As my assisting tool was using sliders, I wanted those sliders to have meaningful number scales. I chose 0 – 100 as the default as its a good whole number, understandable and often associated with a percentage which works well for most of the sliders I’ve used. For example the storm master slider, goes from 0 – 100 where 0 is turned off and 100 is 100% storm intensity.
From the start, I wanted things like “Time” to be a little easier to understand so 0 – 24 seemed more appropriate. Yes I could have made this anything, it is an alien planet after all and days could be longer, but for the sake of usability: 7 is morning, 12 is midday, 8 is evening, etc.
Originally I used the maya command:
maya.cmds.connectControl(scene_time, “grp_light_control.rotateX”) where the group held a light whose pivot rotated around the scene. For testing purposes I had to set the slider from 0 – 360 to work.

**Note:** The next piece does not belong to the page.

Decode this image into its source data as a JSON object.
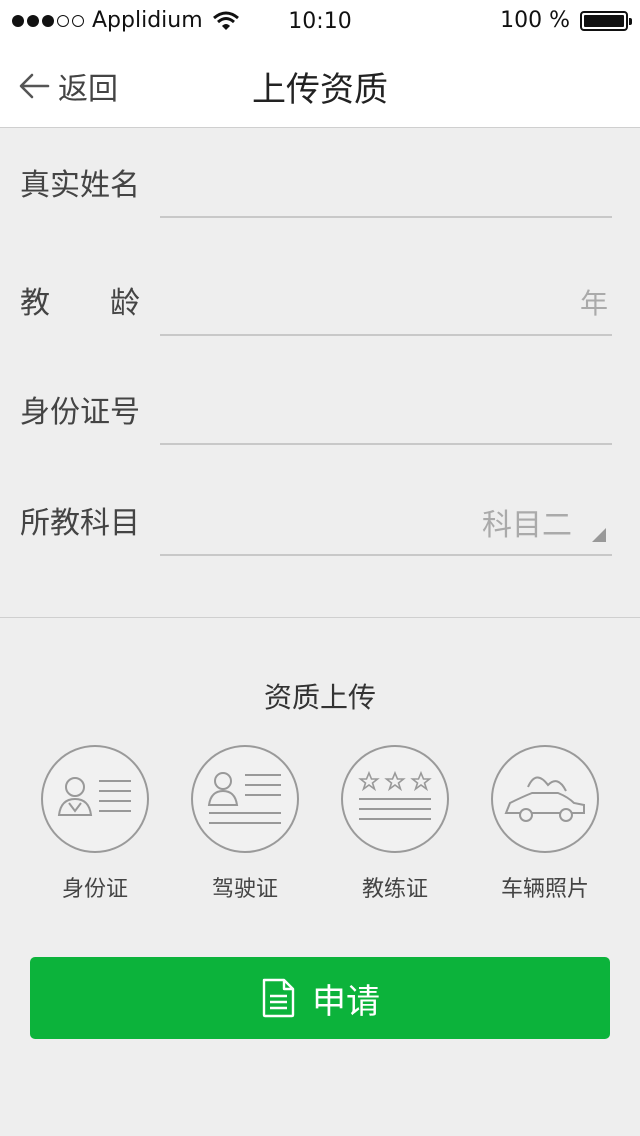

To get a better slider scale to work I was first a little stumped. I thought I’d have to add new attributes to objects with a scale I wanted, then use the hypershade editor to connect them to the existing attributes that needed to be controlled. Although I did need new attributes, set driven key was the solution.
Simply, I had to create a new attribute on the object I was controlling, so for the light control I added a variable named scene_time which had a minimum of 0 and maximum of 24. I then used set driven key to key the object’s rotation (where 0 was 0 and 24 was 360). And now I have sliders that are appropriately scaled, hooray.